— Но ты никогда не пытался остановить их? — спросила я. Когда он снова покачал головой, я продолжила: — Но ты же сам говорил, что доставлял им неприятности.
— Просто привычка. Ничего больше.
— Значит, ты просто выводишь их из себя, — огрызнулась я. — И на что ты делаешь ставку, что они выместят часть этого на Малачи?
— Малачи и сам доставил им достаточно хлопот, Лила. Насколько я помню, у него это очень хорошо получалось.
— Но неприятности, которые он причинял, всегда были направлены на то, чтобы помочь людям, которых он должен был защищать.
— Я здесь Страж, Лила? Кому я должен служить?
— Я...
Тёмные глаза Такеши вспыхнули внезапной яростью.
— Так меня здесь называют. Стражем . Меня уже много лет не называли по имени, вплоть до вчерашнего дня, когда услышал его из уст Анны, — он наклонился ближе ко мне, от него исходило напряжение. — Я был оставлен Судьёй после ста сорока лет службы у неё, как раз тогда, когда меня должны были отпустить в Элизиум. В отличие от того, что она, очевидно, сделала для Малачи, наша всемогущая Судья никого не посылала сюда, чтобы спасти меня. В течение десяти лет я был одним человеком среди миллиона рабов и миллиона плотоядных врагов, не имея абсолютно никаких средств, чтобы избежать этого ада, включая смерть.
— Так... — начала Анна.
— Нет, — он поднял руку, прерывая её, и посмотрел прямо мне в лицо. — Прости меня, если я не пытался изображать героя, — сказал он тихим голосом. — И я прощаю тебя за то, что ты делаешь выводы, ничего не зная обо мне и о том, что я пережил за последние полтора столетия.
— Тогда скажи мне, что я должна знать, — сказала я, игнорируя предостерегающий взгляд Анны.
Такеши откинулся назад и задрал рубашку, обнажив толстый диагональный шрам на животе.
— Судья не первая из моих хозяев, кто предал меня.
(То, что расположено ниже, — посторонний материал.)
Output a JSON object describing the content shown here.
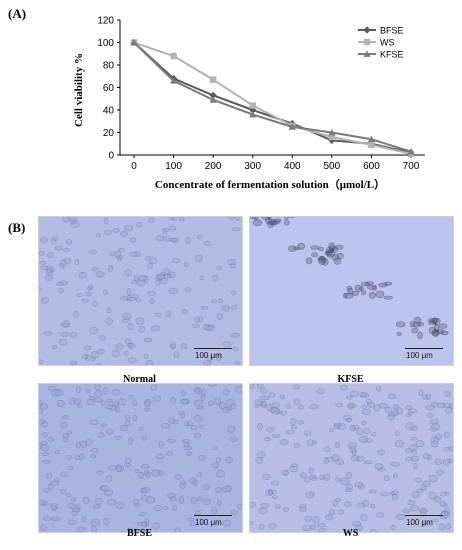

Я уставилась на ужасный шрам.
— Это сделал с тобой твой хозяин?
Он разразился лающим смехом.
— Нет, Лила, это моих рук дело. Там, откуда я родом, самоубийство иногда было единственной почётной смертью — гораздо менее позорной, чем признание поражения. Но со мной всё было иначе, — он прикрыл шрам рубашкой. — Я был воином и хорошо служил своему хозяину. Вкладывая все, что у меня было, с самого детства. Когда он приказывал мне убивать, я убивал, и у меня это очень хорошо получалось. Возможно, даже слишком хорошо. Когда он послал меня помочь другому господину защитить его земли от разбойников, я так и сделал. Но вместо того, чтобы быть благодарным, этот господин отвернулся от моего хозяина.
— Я так понимаю, твой хозяин не был снисходителен.
Такеши провёл рукой по животу.
— Всё было гораздо хуже. Когда я увидел, что этот соперничающий господин пытается уничтожить моего господина, я послал сообщение и получил в ответ приказ об убийстве. Я убил этого господина — разбойника, что позволило моему хозяину захватить его земли, — он склонил голову. — Я думал, он будет польщён. Но мёртвый господин был очень любим своим народом, и они восстали против своего нового господина. Они жаждали крови.
Он посмотрел на меня.
— Меня вызвали к моему хозяину. Перед всеми своими людьми и подданными своего мёртвого соперника он спросил меня, почему я так поспешно и несправедливо казнил господина. У меня был выбор: предать своего хозяина, признавшись, что он приказал убить его, или взять вину на себя, — он сжал кулаки. — Я сделал то, что требовала моя честь, и надеялся на помилование.
— Но ты его не получил, — мягко сказала я.
Он легонько коснулся живота ладонью.
— Сеппуку — это ритуал. Как только ты делаешь разрез, твой кайшакунин — твой помощник — прекращает твои страдания, отрезав тебе голову. Это быстро, — его голос был приглушён, а глаза остекленели. — Мой учитель сказал мне, что он будет моим кайшакунином . И я помню, как подумал: "я готов умереть за этого человека. Быть жертвой, которая умиротворит его новый народ". Я думал, что он делает мне честь, оказывая эту услугу, что это его последнее признание того, что я хорошо служил ему. Поэтому я встал перед ним на колени, вонзил нож себе в живот и вот так разрезал себе внутренности.
Он провёл пальцем поперёк шрама, от нижней левой стороны живота вверх по животу направо.
Анна вздрогнула и убрала его руку от тела. Он понаблюдал, как переплетаются их пальцы.
— Как ты думаешь, Лила, он оказал мне честь? — прошептал Такеши. — Как ты думаешь, он отплатил мне за верность, прекратив мою боль?